The development and clinical use of patient-specific models of the heart is now a feasible goal. Models have the potential to aid in diagnosis and support decision-making in clinical cardiology. Several groups are now working on developing multi-scale models of the heart for understanding therapeutic mechanisms and better predicting clinical outcomes of interventions such as cardiac resynchronization therapy. Here we describe the methodology for generating a patient-specific model of the failing heart with a myocardial infarct and left ventricular bundle branch block. We discuss some of the remaining challenges in developing reliable patient-specific models of cardiac electromechanical activity, and identify some of the main areas for focusing future research efforts. Key challenges include: efficiently generating accurate patient-specific geometric meshes and mapping regional myofiber architecture to them; modeling electrical activation patterns based on cellular alterations in human heart failure, and estimating regional tissue conductivities based on clinically available electrocardiographic recordings; estimating unloaded ventricular reference geometry and material properties for biomechanical simulations; and parameterizing systemic models of circulatory dynamics from available hemodynamic measurements.

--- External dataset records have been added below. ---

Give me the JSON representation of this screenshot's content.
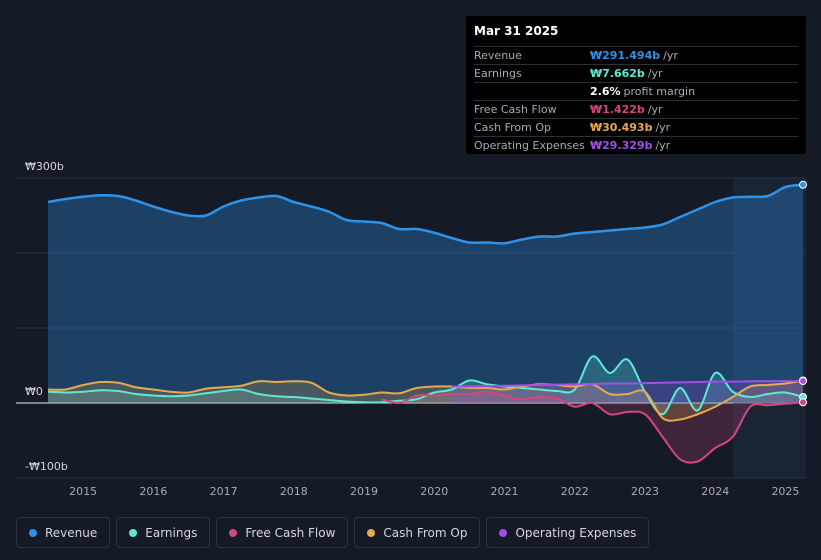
{
  "tooltip": {
    "date": "Mar 31 2025",
    "rows": [
      {
        "label": "Revenue",
        "value": "₩291.494b",
        "unit": "/yr",
        "color": "#2e93e8"
      },
      {
        "label": "Earnings",
        "value": "₩7.662b",
        "unit": "/yr",
        "color": "#5fe8d5"
      },
      {
        "label": "",
        "value": "2.6%",
        "unit": "profit margin",
        "color": "#ffffff"
      },
      {
        "label": "Free Cash Flow",
        "value": "₩1.422b",
        "unit": "/yr",
        "color": "#d4477e"
      },
      {
        "label": "Cash From Op",
        "value": "₩30.493b",
        "unit": "/yr",
        "color": "#e8a94e"
      },
      {
        "label": "Operating Expenses",
        "value": "₩29.329b",
        "unit": "/yr",
        "color": "#a24ee8"
      }
    ]
  },
  "legend": [
    {
      "label": "Revenue",
      "color": "#2e93e8"
    },
    {
      "label": "Earnings",
      "color": "#5fe8d5"
    },
    {
      "label": "Free Cash Flow",
      "color": "#d4477e"
    },
    {
      "label": "Cash From Op",
      "color": "#e8a94e"
    },
    {
      "label": "Operating Expenses",
      "color": "#a24ee8"
    }
  ],
  "chart_data": {
    "type": "area",
    "title": "",
    "ylim": [
      -100,
      300
    ],
    "y_tick_labels": [
      {
        "value": 300,
        "label": "₩300b"
      },
      {
        "value": 0,
        "label": "₩0"
      },
      {
        "value": -100,
        "label": "-₩100b"
      }
    ],
    "x_ticks": [
      2015,
      2016,
      2017,
      2018,
      2019,
      2020,
      2021,
      2022,
      2023,
      2024,
      2025
    ],
    "x_range": [
      2014.5,
      2025.25
    ],
    "forecast_start": 2024.25,
    "series": [
      {
        "name": "Revenue",
        "color": "#2e93e8",
        "x": [
          2014.5,
          2014.75,
          2015.0,
          2015.25,
          2015.5,
          2015.75,
          2016.0,
          2016.25,
          2016.5,
          2016.75,
          2017.0,
          2017.25,
          2017.5,
          2017.75,
          2018.0,
          2018.25,
          2018.5,
          2018.75,
          2019.0,
          2019.25,
          2019.5,
          2019.75,
          2020.0,
          2020.25,
          2020.5,
          2020.75,
          2021.0,
          2021.25,
          2021.5,
          2021.75,
          2022.0,
          2022.25,
          2022.5,
          2022.75,
          2023.0,
          2023.25,
          2023.5,
          2023.75,
          2024.0,
          2024.25,
          2024.5,
          2024.75,
          2025.0,
          2025.25
        ],
        "values": [
          268,
          272,
          275,
          277,
          276,
          270,
          262,
          255,
          250,
          250,
          262,
          270,
          274,
          276,
          268,
          262,
          255,
          244,
          242,
          240,
          232,
          232,
          227,
          220,
          214,
          214,
          213,
          218,
          222,
          222,
          226,
          228,
          230,
          232,
          234,
          238,
          248,
          258,
          268,
          274,
          275,
          276,
          288,
          291
        ]
      },
      {
        "name": "Earnings",
        "color": "#5fe8d5",
        "x": [
          2014.5,
          2014.75,
          2015.0,
          2015.25,
          2015.5,
          2015.75,
          2016.0,
          2016.25,
          2016.5,
          2016.75,
          2017.0,
          2017.25,
          2017.5,
          2017.75,
          2018.0,
          2018.25,
          2018.5,
          2018.75,
          2019.0,
          2019.25,
          2019.5,
          2019.75,
          2020.0,
          2020.25,
          2020.5,
          2020.75,
          2021.0,
          2021.25,
          2021.5,
          2021.75,
          2022.0,
          2022.25,
          2022.5,
          2022.75,
          2023.0,
          2023.25,
          2023.5,
          2023.75,
          2024.0,
          2024.25,
          2024.5,
          2024.75,
          2025.0,
          2025.25
        ],
        "values": [
          15,
          14,
          15,
          17,
          16,
          12,
          10,
          9,
          10,
          13,
          16,
          18,
          12,
          9,
          8,
          6,
          4,
          2,
          1,
          1,
          3,
          5,
          14,
          18,
          30,
          25,
          22,
          20,
          18,
          16,
          18,
          62,
          40,
          58,
          15,
          -15,
          20,
          -10,
          40,
          15,
          8,
          12,
          14,
          8
        ]
      },
      {
        "name": "Free Cash Flow",
        "color": "#d4477e",
        "x": [
          2019.25,
          2019.5,
          2019.75,
          2020.0,
          2020.25,
          2020.5,
          2020.75,
          2021.0,
          2021.25,
          2021.5,
          2021.75,
          2022.0,
          2022.25,
          2022.5,
          2022.75,
          2023.0,
          2023.25,
          2023.5,
          2023.75,
          2024.0,
          2024.25,
          2024.5,
          2024.75,
          2025.0,
          2025.25
        ],
        "values": [
          5,
          0,
          10,
          10,
          12,
          12,
          15,
          10,
          5,
          8,
          6,
          -5,
          0,
          -15,
          -12,
          -15,
          -45,
          -75,
          -78,
          -60,
          -45,
          -5,
          -3,
          -1,
          1
        ]
      },
      {
        "name": "Cash From Op",
        "color": "#e8a94e",
        "x": [
          2014.5,
          2014.75,
          2015.0,
          2015.25,
          2015.5,
          2015.75,
          2016.0,
          2016.25,
          2016.5,
          2016.75,
          2017.0,
          2017.25,
          2017.5,
          2017.75,
          2018.0,
          2018.25,
          2018.5,
          2018.75,
          2019.0,
          2019.25,
          2019.5,
          2019.75,
          2020.0,
          2020.25,
          2020.5,
          2020.75,
          2021.0,
          2021.25,
          2021.5,
          2021.75,
          2022.0,
          2022.25,
          2022.5,
          2022.75,
          2023.0,
          2023.25,
          2023.5,
          2023.75,
          2024.0,
          2024.25,
          2024.5,
          2024.75,
          2025.0,
          2025.25
        ],
        "values": [
          18,
          18,
          24,
          28,
          27,
          21,
          18,
          15,
          14,
          19,
          21,
          23,
          29,
          28,
          29,
          27,
          14,
          10,
          11,
          14,
          13,
          20,
          22,
          22,
          20,
          20,
          18,
          22,
          25,
          24,
          22,
          25,
          12,
          12,
          15,
          -20,
          -22,
          -15,
          -5,
          8,
          22,
          24,
          26,
          30
        ]
      },
      {
        "name": "Operating Expenses",
        "color": "#a24ee8",
        "x": [
          2020.25,
          2020.5,
          2020.75,
          2021.0,
          2021.25,
          2021.5,
          2021.75,
          2022.0,
          2022.25,
          2022.5,
          2022.75,
          2023.0,
          2023.25,
          2023.5,
          2023.75,
          2024.0,
          2024.25,
          2024.5,
          2024.75,
          2025.0,
          2025.25
        ],
        "values": [
          22,
          22,
          22.5,
          23,
          23.5,
          24,
          24.5,
          25,
          25.5,
          26,
          26,
          26.5,
          27,
          27.5,
          28,
          28.5,
          28.5,
          29,
          29,
          29.2,
          29.3
        ]
      }
    ]
  }
}
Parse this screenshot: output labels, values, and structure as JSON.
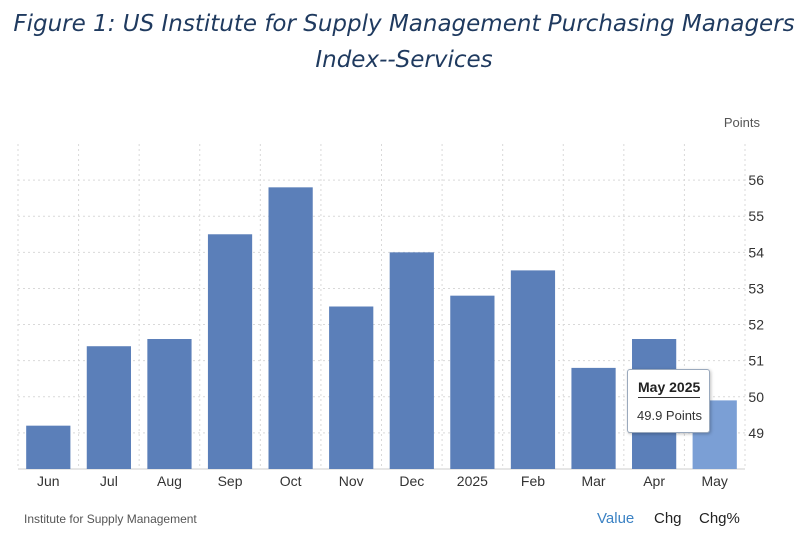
{
  "title": {
    "line1": "Figure 1: US Institute for Supply Management Purchasing Managers",
    "line2": "Index--Services"
  },
  "unit_label": "Points",
  "source": "Institute for Supply Management",
  "toggles": {
    "value": "Value",
    "chg": "Chg",
    "chgpct": "Chg%"
  },
  "tooltip": {
    "title": "May 2025",
    "value": "49.9 Points"
  },
  "colors": {
    "bar": "#5b7fb9",
    "bar_highlight": "#7b9fd5",
    "grid": "#d9d9d9",
    "title": "#1f3a5f",
    "active_toggle": "#3b82c4"
  },
  "chart_data": {
    "type": "bar",
    "categories": [
      "Jun",
      "Jul",
      "Aug",
      "Sep",
      "Oct",
      "Nov",
      "Dec",
      "2025",
      "Feb",
      "Mar",
      "Apr",
      "May"
    ],
    "values": [
      49.2,
      51.4,
      51.6,
      54.5,
      55.8,
      52.5,
      54.0,
      52.8,
      53.5,
      50.8,
      51.6,
      49.9
    ],
    "y_ticks": [
      49,
      50,
      51,
      52,
      53,
      54,
      55,
      56
    ],
    "ylim": [
      48,
      57
    ],
    "ylabel": "Points",
    "highlighted_index": 11,
    "grid": true,
    "y_axis_position": "right"
  }
}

现在,开发和临床应用患者特异性心脏模型已经成为一个可行的目标。这些模型有可能辅助临床心脏病学的诊断和决策制定。现在,有几个研究小组正在开发心脏多尺度模型,以了解治疗机制,并更好地预测心脏再同步治疗等干预措施的临床结果。在这里,我们描述了生成具有心肌梗死和左束支传导阻滞的衰竭心脏患者特异性模型的方法。我们讨论了开发可靠的心脏机电活动患者特异性模型中尚存的一些挑战,并确定了未来研究工作的主要重点领域。主要挑战包括:高效地生成准确的患者特异性几何网格,并将区域性心肌纤维结构映射到网格上;根据人类心力衰竭中心细胞的改变来模拟电激活模式,并根据临床可用的心电图记录来估计区域性组织电导率;根据可用的血流动力学测量值来估计无负荷心室参考几何形状和生物力学模拟的材料特性;以及根据系统循环动力学模型来参数化。